La “Rete nuove dipendenze patologiche” ha provato a fare il punto di un problema che in Giappone è già un’emergenza sanitaria. Tanto che gli esperti italiani sono già al lavoro per mettere a punto un protocollo speciale proprio per definire il percorso di cura di questi nuovi malati.
Rosa Mininno, direttore scientifico della Rete spiega che “ci sono centinaia di migliaia di persone coinvolte, di tutte le categorie sociali, economiche e anagrafiche: i più a rischio sono i giovani; le donne per le dipendenze affettive“.

Le persone che vivono questi disturbi provano una grande sofferenza. Queste dipendenze compromettono non solo l’aspetto psicologico della persona ma “anche quello fisico, familiare o di coppia e, in generale, tutte le relazioni affettive fondamentali: i dipendenti dal lavoro, per esempio, possono percepire il coniuge come un estraneo compromettendo la sfera affettiva a familiare”.
La specialista riferisce che questi disturbi, insidiosi perché meno riconoscibili rispetto a una dipendenza da sostanza, sono in espansione.

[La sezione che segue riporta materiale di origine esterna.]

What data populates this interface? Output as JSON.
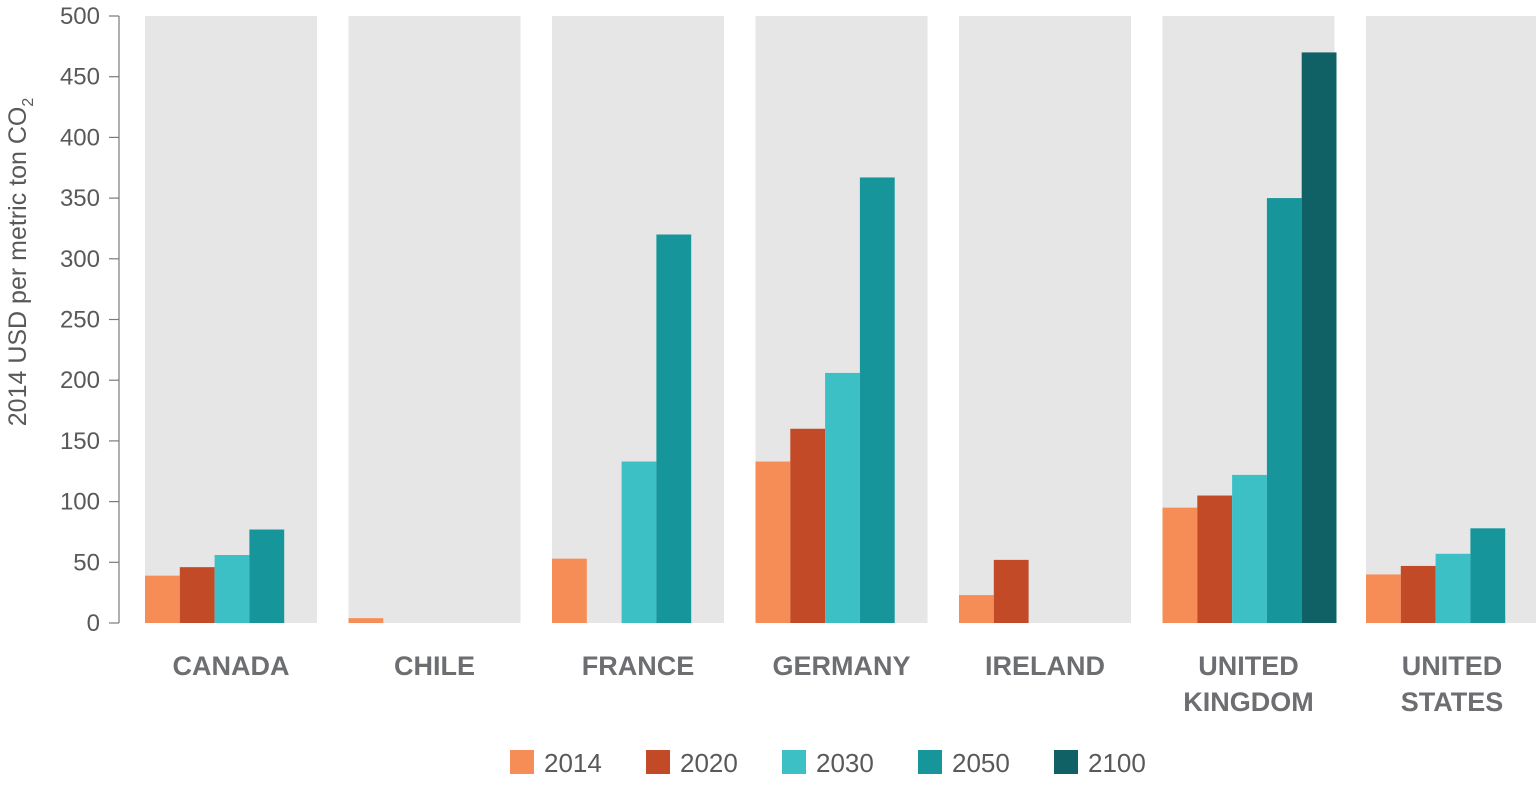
{
  "chart_data": {
    "type": "bar",
    "categories": [
      [
        "CANADA"
      ],
      [
        "CHILE"
      ],
      [
        "FRANCE"
      ],
      [
        "GERMANY"
      ],
      [
        "IRELAND"
      ],
      [
        "UNITED",
        "KINGDOM"
      ],
      [
        "UNITED",
        "STATES"
      ]
    ],
    "series": [
      {
        "name": "2014",
        "color": "#f68d56",
        "values": [
          39,
          4,
          53,
          133,
          23,
          95,
          40
        ]
      },
      {
        "name": "2020",
        "color": "#c24a26",
        "values": [
          46,
          null,
          null,
          160,
          52,
          105,
          47
        ]
      },
      {
        "name": "2030",
        "color": "#3cc0c6",
        "values": [
          56,
          null,
          133,
          206,
          null,
          122,
          57
        ]
      },
      {
        "name": "2050",
        "color": "#16959a",
        "values": [
          77,
          null,
          320,
          367,
          null,
          350,
          78
        ]
      },
      {
        "name": "2100",
        "color": "#0f6165",
        "values": [
          null,
          null,
          null,
          null,
          null,
          470,
          null
        ]
      }
    ],
    "ylabel": "2014 USD per metric ton CO",
    "ylabel_subscript": "2",
    "ylim": [
      0,
      500
    ],
    "yticks": [
      0,
      50,
      100,
      150,
      200,
      250,
      300,
      350,
      400,
      450,
      500
    ],
    "panel_color": "#e6e6e6",
    "legend_position": "bottom-center"
  }
}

“Ecco alcuni atteggiamenti tipici – spiega una nota – che possono aiutare a riconoscere il problema: l’incapacità di resistere all’impulso di mettere in pratica un comportamento; la sensazione crescente di tensione prima dell’inizio dell’atto o quella di perdita di controllo durante l’atto; tentativi ripetuti di ridurre, controllare o abbandonare il comportamento; la reiterazione dell’atto nonostante la consapevolezza che possa causare o aggravare problemi di ordine sociale, finanziario, psicologico o psichico”.